As the comments point out, spawn_streaming creates a streaming region, during which vals and print_vals are created and configured. Both tasks are halted until spawn_streaming returns, allowing large DAGs to be built all at once, without any task losing a single value. If desired, streaming regions can be connected, although some values might be lost while tasks are being connected:

vals = Dagger.spawn_streaming() do
    Dagger.@spawn rand()
end

# Some values might be generated by `vals` but thrown away
# before `print_vals` is fully setup and connected to it

print_vals = Dagger.spawn_streaming() do
    Dagger.@spawn println(vals)
end

More complicated streaming DAGs can be easily constructed, without doing anything different. For example, we can generate multiple streams of random numbers, write them all to their own files, and print the combined results:

Dagger.spawn_streaming() do
    all_vals = [Dagger.spawn(rand) for i in 1:4]
    all_vals_written = map(1:4) do i
        Dagger.spawn(all_vals[i]) do val
            open("results_$i.txt"; write=true, create=true, append=true) do io
                println(io, repr(val))
            end
            return val
        end
    end
    Dagger.spawn(all_vals_written...) do all_vals_written...
        vals_sum = sum(all_vals_written)
        println(vals_sum)
    end
end

If you want to stop the streaming DAG and tear it all down, you can call Dagger.cancel!(all_vals[1]) (or with any other task in the streaming DAG) to terminate all streaming tasks.

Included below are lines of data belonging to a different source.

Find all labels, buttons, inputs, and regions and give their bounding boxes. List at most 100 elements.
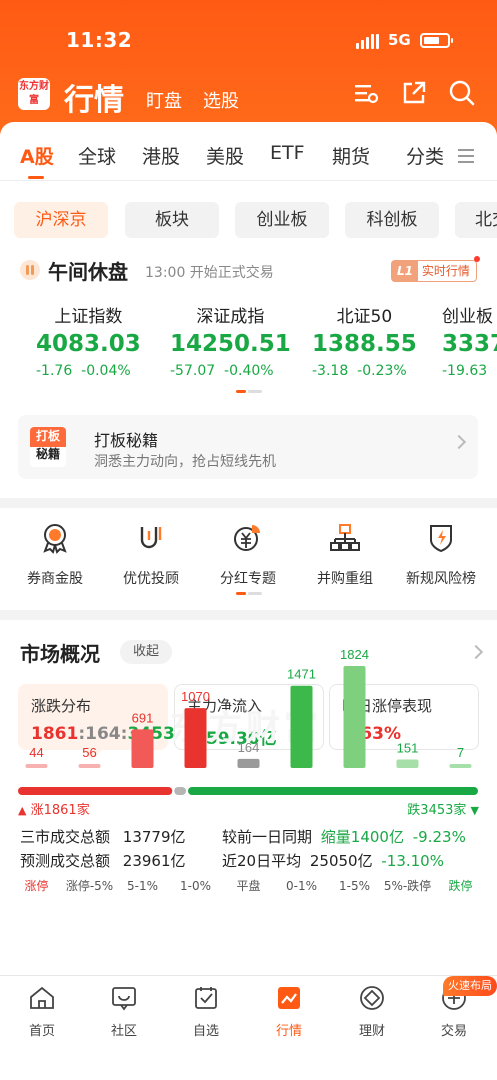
ratio-flat-segment xyxy=(174,787,187,795)
subtab-gem[interactable]: 创业板 xyxy=(235,202,329,238)
subtab-bse[interactable]: 北交 xyxy=(455,202,497,238)
index-name: 北证50 xyxy=(336,307,393,327)
chart-data-label: 164 xyxy=(238,740,260,755)
chevron-right-icon xyxy=(451,434,467,450)
top-nav: 东方财富 行情 盯盘 选股 xyxy=(0,75,497,118)
shortcut-broker-picks[interactable]: 券商金股 xyxy=(10,522,100,588)
stat-pct: -13.10% xyxy=(381,852,444,870)
tab-a-shares[interactable]: A股 xyxy=(20,142,54,169)
stat-label: 三市成交总额 xyxy=(20,828,111,846)
section-separator xyxy=(0,610,497,620)
shortcut-risk-list[interactable]: 新规风险榜 xyxy=(396,522,486,588)
feature-shortcuts: 券商金股 优优投顾 分红专题 并购重组 新规风险榜 xyxy=(0,522,497,602)
network-type: 5G xyxy=(388,31,411,49)
tab-hk[interactable]: 港股 xyxy=(142,142,180,169)
nav-stock-picker-link[interactable]: 选股 xyxy=(203,87,239,113)
status-bar: 11:32 5G xyxy=(0,26,497,56)
index-card[interactable]: 创业板 3337 -19.63 xyxy=(442,302,497,379)
ratio-up-segment xyxy=(18,787,173,795)
ratio-down-segment xyxy=(188,787,478,795)
shortcut-advisor[interactable]: 优优投顾 xyxy=(106,522,196,588)
tab-category[interactable]: 分类 xyxy=(406,142,444,169)
stat-label: 较前一日同期 xyxy=(222,828,313,846)
section-separator xyxy=(0,498,497,508)
chart-bar xyxy=(449,764,472,768)
promo-banner[interactable]: 打板 秘籍 打板秘籍 洞悉主力动向，抢占短线先机 xyxy=(18,415,478,479)
coin-yen-icon xyxy=(234,525,260,551)
nav-community[interactable]: 社区 xyxy=(84,984,164,1039)
carousel-indicator xyxy=(236,390,262,393)
index-name: 上证指数 xyxy=(54,307,123,327)
index-name: 创业板 xyxy=(442,307,493,327)
up-label: 涨1861家 xyxy=(30,803,90,818)
promo-title: 打板秘籍 xyxy=(94,431,159,450)
market-tabs: A股 全球 港股 美股 ETF 期货 分类 xyxy=(0,142,497,182)
chart-tick-label: 涨停-5% xyxy=(66,878,113,893)
notification-dot xyxy=(474,256,480,262)
page-title: 行情 xyxy=(64,83,124,118)
chart-data-label: 1824 xyxy=(340,647,369,662)
index-change: -1.76 xyxy=(36,363,73,379)
l1-label: L1 xyxy=(392,261,418,281)
app-logo: 东方财富 xyxy=(18,78,50,110)
chart-tick-label: 跌停 xyxy=(448,878,472,893)
chart-bar xyxy=(25,764,48,768)
market-chart-icon xyxy=(278,987,300,1009)
chart-x-axis: 涨停 涨停-5% 5-1% 1-0% 平盘 0-1% 1-5% 5%-跌停 跌停 xyxy=(24,878,472,893)
promo-badge-icon: 打板 秘籍 xyxy=(30,427,66,467)
realtime-label: 实时行情 xyxy=(421,264,470,278)
index-card[interactable]: 上证指数 4083.03 -1.76 -0.04% xyxy=(36,302,141,379)
realtime-quote-badge[interactable]: L1 实时行情 xyxy=(391,256,480,282)
battery-icon xyxy=(420,33,453,48)
nav-home[interactable]: 首页 xyxy=(2,984,82,1039)
active-tab-indicator xyxy=(28,176,44,179)
tab-etf[interactable]: ETF xyxy=(270,142,305,164)
index-card[interactable]: 北证50 1388.55 -3.18 -0.23% xyxy=(312,302,417,379)
index-value: 4083.03 xyxy=(36,331,141,357)
shortcut-mna[interactable]: 并购重组 xyxy=(300,522,390,588)
chart-data-label: 1070 xyxy=(181,689,210,704)
subtab-hs[interactable]: 沪深京 xyxy=(14,202,108,238)
chart-bar xyxy=(237,758,260,768)
nav-watch-link[interactable]: 盯盘 xyxy=(146,87,182,113)
subtab-star[interactable]: 科创板 xyxy=(345,202,439,238)
distribution-chart: 44 56 691 1070 164 1471 1824 151 7 xyxy=(25,647,472,768)
index-strip: 上证指数 4083.03 -1.76 -0.04% 深证成指 14250.51 … xyxy=(0,302,497,382)
shortcut-dividend[interactable]: 分红专题 xyxy=(203,522,293,588)
index-change: -57.07 xyxy=(170,363,216,379)
chart-tick-label: 1-5% xyxy=(339,879,370,893)
down-label: 跌3453家 xyxy=(407,803,467,818)
index-change: -3.18 xyxy=(312,363,349,379)
chart-data-label: 7 xyxy=(457,745,464,760)
bottom-nav: 首页 社区 自选 行情 理财 交易 xyxy=(0,975,497,1080)
chart-bar xyxy=(131,729,154,768)
divider xyxy=(0,180,497,181)
nav-watchlist[interactable]: 自选 xyxy=(166,984,246,1039)
chart-tick-label: 5-1% xyxy=(127,879,158,893)
sub-tabs: 沪深京 板块 创业板 科创板 北交 xyxy=(0,202,497,238)
tabs-menu-icon[interactable] xyxy=(458,149,474,167)
home-icon xyxy=(30,986,54,1009)
session-status: 午间休盘 13:00 开始正式交易 L1 实时行情 xyxy=(0,256,497,286)
chart-tick-label: 平盘 xyxy=(236,878,260,893)
share-icon[interactable] xyxy=(400,79,428,107)
search-icon[interactable] xyxy=(448,79,476,107)
index-pct: -0.40% xyxy=(224,363,274,379)
tab-us[interactable]: 美股 xyxy=(206,142,244,169)
index-name: 深证成指 xyxy=(196,307,265,327)
stat-pct: -9.23% xyxy=(412,828,466,846)
chart-bar xyxy=(396,759,419,768)
medal-icon xyxy=(43,524,67,554)
nav-wealth[interactable]: 理财 xyxy=(332,984,412,1039)
nav-market[interactable]: 行情 xyxy=(249,984,329,1039)
settings-list-icon[interactable] xyxy=(352,79,380,107)
tab-futures[interactable]: 期货 xyxy=(332,142,370,169)
u-logo-icon xyxy=(140,527,162,549)
chart-data-label: 44 xyxy=(29,745,43,760)
tab-global[interactable]: 全球 xyxy=(78,142,116,169)
hot-badge[interactable]: 火速布局 xyxy=(443,976,497,996)
index-pct: -0.04% xyxy=(81,363,131,379)
chart-tick-label: 1-0% xyxy=(180,879,211,893)
index-card[interactable]: 深证成指 14250.51 -57.07 -0.40% xyxy=(170,302,291,379)
subtab-sector[interactable]: 板块 xyxy=(125,202,219,238)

Alternatively, tasks can stop themselves from the inside with finish_stream, optionally returning a value that can be fetch'd. Let's do this when our randomly-drawn number falls within some arbitrary range:

vals = Dagger.spawn_streaming() do
    Dagger.spawn() do
        x = rand()
        if x < 0.001
            # That's good enough, let's be done
            return Dagger.finish_stream("Finished!")
        end
        return x
    end
end
fetch(vals)

In this example, the call to fetch will hang (while random numbers continue to be drawn), until a drawn number is less than 0.001; at that point, fetch will return with "Finished!", and the task vals will have terminated.